Good morning. Happy Easter to those in the States and Happy Easter Monday those who celebrate it. I am in excellent spirits for no other reason than the fact that I woke up today and was given the chance to try my hand at this thing called life again.
We are back in Oz after a whirlwind hols in London, Paris, and a 13 hour layover in Singapore. We left the airport and spent the entire day at Universal Studios. The day trip to Singapore was quite fun. It was not the original plan. Our connecting flight to Oz was delayed four hours from its destination, and the next flight all of us could get on did not depart until almost 10 PM. They had one-three seats on the other flights or they were arriving too late. It was a mess, but the airline handled it and offered us freebies for our inconvenience. We made it home at 6:14 AM on Easter morning, and we were able to attend the [Anglican] family worship service at 9 and the Solemn Mass at 11. It worked out beautifully, and yesterday was a lovely day. It was our first Easter with our oldest and the first Easter in our new home, so it was already a special day.
I am feeling much better. I am due for another chest x-ray this week, so fingers crossed that the infection has cleared up for good. I am not trying to be back at my GP's office in another eight weeks with pneumonia again. No complaints, though.

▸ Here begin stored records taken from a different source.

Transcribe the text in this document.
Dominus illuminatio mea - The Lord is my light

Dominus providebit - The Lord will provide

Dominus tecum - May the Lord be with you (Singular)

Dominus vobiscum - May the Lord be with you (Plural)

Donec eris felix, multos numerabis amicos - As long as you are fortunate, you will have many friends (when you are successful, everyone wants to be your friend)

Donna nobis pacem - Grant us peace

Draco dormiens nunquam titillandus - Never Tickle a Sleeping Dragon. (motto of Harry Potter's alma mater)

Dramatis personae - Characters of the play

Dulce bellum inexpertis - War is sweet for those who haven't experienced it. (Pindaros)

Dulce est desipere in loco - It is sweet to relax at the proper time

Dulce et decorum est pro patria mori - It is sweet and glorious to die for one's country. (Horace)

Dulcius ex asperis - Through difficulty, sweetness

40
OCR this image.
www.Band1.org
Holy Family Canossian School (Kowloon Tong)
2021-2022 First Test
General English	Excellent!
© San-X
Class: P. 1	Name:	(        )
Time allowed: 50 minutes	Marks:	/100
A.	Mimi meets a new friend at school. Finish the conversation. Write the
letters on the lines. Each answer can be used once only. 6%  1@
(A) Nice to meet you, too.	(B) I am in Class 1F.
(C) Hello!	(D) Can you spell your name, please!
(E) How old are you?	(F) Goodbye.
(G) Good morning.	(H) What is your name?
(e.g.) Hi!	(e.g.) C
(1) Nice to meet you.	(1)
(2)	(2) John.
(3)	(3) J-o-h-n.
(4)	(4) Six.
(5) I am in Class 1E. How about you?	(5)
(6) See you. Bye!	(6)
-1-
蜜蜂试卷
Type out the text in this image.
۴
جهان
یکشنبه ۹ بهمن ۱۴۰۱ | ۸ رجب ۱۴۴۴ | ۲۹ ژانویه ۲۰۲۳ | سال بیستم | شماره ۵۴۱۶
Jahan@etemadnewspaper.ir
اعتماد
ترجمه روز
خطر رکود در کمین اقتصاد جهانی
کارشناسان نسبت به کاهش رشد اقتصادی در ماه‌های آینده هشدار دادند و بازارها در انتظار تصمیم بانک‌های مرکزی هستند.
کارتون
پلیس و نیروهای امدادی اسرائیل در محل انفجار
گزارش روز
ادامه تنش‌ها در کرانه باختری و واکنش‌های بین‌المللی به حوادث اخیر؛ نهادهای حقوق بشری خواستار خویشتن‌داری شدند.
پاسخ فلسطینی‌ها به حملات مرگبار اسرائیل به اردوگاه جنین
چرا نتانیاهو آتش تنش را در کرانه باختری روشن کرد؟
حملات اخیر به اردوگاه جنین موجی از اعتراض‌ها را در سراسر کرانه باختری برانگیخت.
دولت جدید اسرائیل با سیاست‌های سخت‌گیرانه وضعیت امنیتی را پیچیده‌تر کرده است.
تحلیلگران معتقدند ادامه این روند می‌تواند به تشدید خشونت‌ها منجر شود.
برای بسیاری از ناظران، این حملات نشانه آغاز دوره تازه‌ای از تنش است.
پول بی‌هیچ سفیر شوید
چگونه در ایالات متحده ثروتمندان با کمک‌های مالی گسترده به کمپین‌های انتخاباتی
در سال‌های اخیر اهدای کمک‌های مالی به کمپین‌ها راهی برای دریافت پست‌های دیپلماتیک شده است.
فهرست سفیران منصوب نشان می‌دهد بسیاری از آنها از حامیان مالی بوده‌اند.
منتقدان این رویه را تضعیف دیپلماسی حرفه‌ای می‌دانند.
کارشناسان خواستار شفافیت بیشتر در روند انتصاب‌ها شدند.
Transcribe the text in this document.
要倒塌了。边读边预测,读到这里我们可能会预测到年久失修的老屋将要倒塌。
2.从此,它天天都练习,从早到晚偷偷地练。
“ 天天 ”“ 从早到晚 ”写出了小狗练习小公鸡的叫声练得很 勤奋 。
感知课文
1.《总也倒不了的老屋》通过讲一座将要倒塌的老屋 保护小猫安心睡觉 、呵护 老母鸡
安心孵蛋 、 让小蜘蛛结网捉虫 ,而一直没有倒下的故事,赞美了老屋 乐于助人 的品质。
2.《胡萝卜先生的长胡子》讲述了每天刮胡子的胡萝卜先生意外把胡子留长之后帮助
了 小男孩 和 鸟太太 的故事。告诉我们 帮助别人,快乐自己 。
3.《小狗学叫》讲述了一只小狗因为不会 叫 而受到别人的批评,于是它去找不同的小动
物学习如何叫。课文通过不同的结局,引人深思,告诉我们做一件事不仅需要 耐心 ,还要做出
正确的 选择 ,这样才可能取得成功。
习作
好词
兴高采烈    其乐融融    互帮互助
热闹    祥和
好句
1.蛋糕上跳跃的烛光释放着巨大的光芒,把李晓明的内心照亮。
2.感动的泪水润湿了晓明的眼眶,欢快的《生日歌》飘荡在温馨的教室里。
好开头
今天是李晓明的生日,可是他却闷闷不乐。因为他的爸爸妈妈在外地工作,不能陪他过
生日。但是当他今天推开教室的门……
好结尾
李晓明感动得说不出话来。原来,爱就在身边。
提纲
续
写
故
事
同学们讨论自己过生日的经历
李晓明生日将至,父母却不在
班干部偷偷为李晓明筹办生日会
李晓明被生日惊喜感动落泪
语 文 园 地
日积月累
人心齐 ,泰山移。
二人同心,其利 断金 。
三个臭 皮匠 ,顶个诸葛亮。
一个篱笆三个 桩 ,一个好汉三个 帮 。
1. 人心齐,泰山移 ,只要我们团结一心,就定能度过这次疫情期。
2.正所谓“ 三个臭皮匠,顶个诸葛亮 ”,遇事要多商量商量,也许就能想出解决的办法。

Being back in our old home did turn out to be a trigger for me. Ironically, I was worried that it would be a trigger for him. It was awful the first few days. I spent as little time there as possible. I have not figured out what the trigger was, but I am working on it. I thoroughly enjoyed our hols. It was our oldest daughter's first visit to Great Britain, so it was special and great for making new and happier memories. My paternal family did not know I was there, so I did not have to worry about them bringing up my past life or anything that could lead to drama. It was peaceful and just what I needed for my recovery.
Si and I have talked quite a bit over the past couple of weeks. We are rebuilding slowly. I missed talking to her and just her presence. She made some bad choices, but at some point, she was a good and decent woman and friend. We used to be friends, so there is hope. We have agreed not to rehash the past and to move forward. Therapy is not off the table. I am not foolish enough to believe that we can do it all on our own. I have no desire to bring it up, but I am all for learning how to effectively communicate and blend our styles. I have said everything I needed to say regarding that situation. I do not feel any anger towards her. I have every intention of respecting Matt's clearly expressed wishes. More importantly, he trusts me AND my judgment regarding her, so in that sense, I do have something to lose. My eyes are open, and I am cautious and more aware. I am looking for red flags.
She invited me to her birthday dinner later on this week. I might make an appearance. My schedule is clear that evening, and Matt has plans with friends. Our children's nanny offered to watch them, so there is nothing really stopping me. During her birthday last year, I did not see her in person. I think I might have told her happy birthday via Skype or FaceTime. It has definitely been less of a burden to be warm and kind towards her. It is not costing me anything, and I am not losing anything in my marriage. I have softened quite a bit towards her. Disliking her weighed me down and caused me unhappiness. How was that affecting her or her life?
There is one drawback to being friendly towards her. My dislike of her masked any feelings that might have been left over. Since I am warming up to her again, the mask is being lifted. I do still have feelings for her. I am not surprised. I figured they were still there under all the dislike. I invested almost 13 years, so it is not unrealistic to feel something. I love her, but I can say with certainty that it is not romantic love. Talking to her has elicited that "old feeling." I am not in love with her, and I do not want to rekindle a relationship or start one with anyone for that matter. The desire to date is not there. I feel strange having feelings for the once perceived and proven enemy. I feel like a traitor. To who or what? I have no bloody idea. The situations I get myself into.
It is in my best interest to ignore whatever I feel for her and keep her at a safe distance. It is not because I do not trust her. I do not trust my ability to realise and process when something is amiss. I have taken this fork in the road before, and I know what the next series of novels entails. I do not want to get caught up in emotions and feelings. When that happens, all common sense and logic shoot to hell. I have already worn the rose coloured glasses once, and I am not going to do that again. I had a soft spot for her in the past, and nothing good came of it. If I reach the point where my feelings start clouding my judgement and causing me to miss red flags, I will cease all contact. Lessons learned and vividly emblazoned in my mind.
We finally have the date for our meeting regarding the approval or disapproval for adoption: 1 May. I am quite calm. Praying for the best and secretly preparing for the worst case scenario. It is out of our hands, so I am not going to worry myself to the point of distraction. Keeping calm and carrying on.
I am off to cook breakfast for my duckies. They are returning to school on Wednesday, but they are out again on Friday. They should have just given them the entire week off. I hope everyone is doing well and enjoying quality time with their families and loved ones. Happy Easter (or Easter Monday) to everyone!